Dillon Gee pitches a little like Santana and Dickey
There's little question about the pecking order about the New York Mets rotation this season.
There's R.A. Dickey, the astonishing knuckleballer with the major league lead in every major pitching category. And there's Johan Santana, the Opening Day starter and author of a recent no-hitter. This is the 1-2 combination that's supposed to allow a cut-rate Mets roster to do something special this season.
But then what? As manager Terry Collins put it after Santana's performance Tuesday night, "For us to succeed, for us to have a big summer, we’ve got to get Dillon [Gee] and Jon Niese going."
Whether or not the speech had anything to do with it, Gee followed it up by emerging from his season-long funk on Wednesday night, pitching shutout ball into the eighth inning to hel the Mets sweep the Orioles, 4-3.

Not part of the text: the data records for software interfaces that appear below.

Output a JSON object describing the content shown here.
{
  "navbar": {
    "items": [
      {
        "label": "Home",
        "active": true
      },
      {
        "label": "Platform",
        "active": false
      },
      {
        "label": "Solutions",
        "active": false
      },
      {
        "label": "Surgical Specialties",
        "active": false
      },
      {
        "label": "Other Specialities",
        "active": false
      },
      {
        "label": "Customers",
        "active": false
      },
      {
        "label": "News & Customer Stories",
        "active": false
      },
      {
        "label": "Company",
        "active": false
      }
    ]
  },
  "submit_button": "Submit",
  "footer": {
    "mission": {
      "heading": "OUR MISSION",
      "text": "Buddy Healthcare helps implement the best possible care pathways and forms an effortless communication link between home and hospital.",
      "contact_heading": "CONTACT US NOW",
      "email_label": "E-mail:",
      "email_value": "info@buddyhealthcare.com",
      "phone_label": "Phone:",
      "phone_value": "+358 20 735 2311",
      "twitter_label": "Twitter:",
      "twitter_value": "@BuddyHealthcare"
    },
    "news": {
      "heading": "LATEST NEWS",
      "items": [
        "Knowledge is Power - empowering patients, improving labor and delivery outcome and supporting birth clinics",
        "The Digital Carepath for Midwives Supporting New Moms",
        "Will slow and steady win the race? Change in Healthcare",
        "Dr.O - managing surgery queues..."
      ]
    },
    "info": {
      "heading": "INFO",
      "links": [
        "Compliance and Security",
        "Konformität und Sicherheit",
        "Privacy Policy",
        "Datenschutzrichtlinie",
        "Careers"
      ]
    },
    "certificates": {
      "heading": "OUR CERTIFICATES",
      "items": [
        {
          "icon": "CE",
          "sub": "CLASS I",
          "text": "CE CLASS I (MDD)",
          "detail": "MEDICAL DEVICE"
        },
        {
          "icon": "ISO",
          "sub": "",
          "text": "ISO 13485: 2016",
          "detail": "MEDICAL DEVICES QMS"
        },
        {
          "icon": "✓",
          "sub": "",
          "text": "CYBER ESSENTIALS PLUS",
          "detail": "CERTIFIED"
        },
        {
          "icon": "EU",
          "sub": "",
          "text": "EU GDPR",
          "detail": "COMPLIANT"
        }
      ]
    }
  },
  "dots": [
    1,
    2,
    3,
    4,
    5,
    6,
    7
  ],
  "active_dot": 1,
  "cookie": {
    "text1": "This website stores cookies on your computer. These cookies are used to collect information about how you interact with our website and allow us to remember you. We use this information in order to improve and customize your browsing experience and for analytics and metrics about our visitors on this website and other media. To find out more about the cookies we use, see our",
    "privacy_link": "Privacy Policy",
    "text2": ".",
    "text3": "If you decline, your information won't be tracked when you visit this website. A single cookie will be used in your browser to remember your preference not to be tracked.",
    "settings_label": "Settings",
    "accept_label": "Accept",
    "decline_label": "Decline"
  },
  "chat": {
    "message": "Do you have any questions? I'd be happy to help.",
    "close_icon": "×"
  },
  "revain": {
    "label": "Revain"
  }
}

Gee actually pitched to a mediocre 4.43 E.R.A. last year, and entering Wednesday night's game, his E.R.A. was an identical 4.43.
How he got there, however, suggests significant improvement, and outings like Wednesday night, when he struck out nine and walked two, aren't far from the norm.
Dillon Gee has evolved almost as surprisingly as R.A. Dickey.
Last season, Gee walked four batters per nine innings, and struck out 6.4 per nine. There was little to suggest that he'd be anything but a competent fill-in as a pitcher. He was about to turn 26, he'd been just a 21st-round draft pick, and his numbers had been better, but not great, in the minor leagues.
Here's what Baseball America said about Gee prior to the 2011 season: "Gee lacks a dominating pitch...Gee's pitches all grade as below-average, his plus control makes them play up...Gee will have to curtail the free passes at the big league level...he perfectly fits the description of dependable innings-eater."
But in 2012, though Gee's E.R.A. is 4.43, his xFIP—a statistic that tries to take defense out of the equation—is 3.33. That's 15th in the major leagues among starters, just below Clayton Kershaw of the Dodgers, last year's Cy Young Award winner, and a bit ahead of luminaries like Matt Cain of the San Francisco Giants and Felix Hernandez of the Seattle Mariners. It's also ahead of Johan Santana.
What accounts for the discrepancy between process and results? Gee's batting average on balls in play, .294, is right around the league average. But Gee is a ground ball pitcher, and the New York defensive infield has been atrocious. So the emergence of a frontline starter has been masked as a result.
Nevertheless, the Mets have in Dillon Gee, and Friday night's starter, Jonathon Niese, two solid pitchers. As long as they, and fifth starter Chris Young, stay healthy, the Mets will have one of the most enviable rotations in the National League.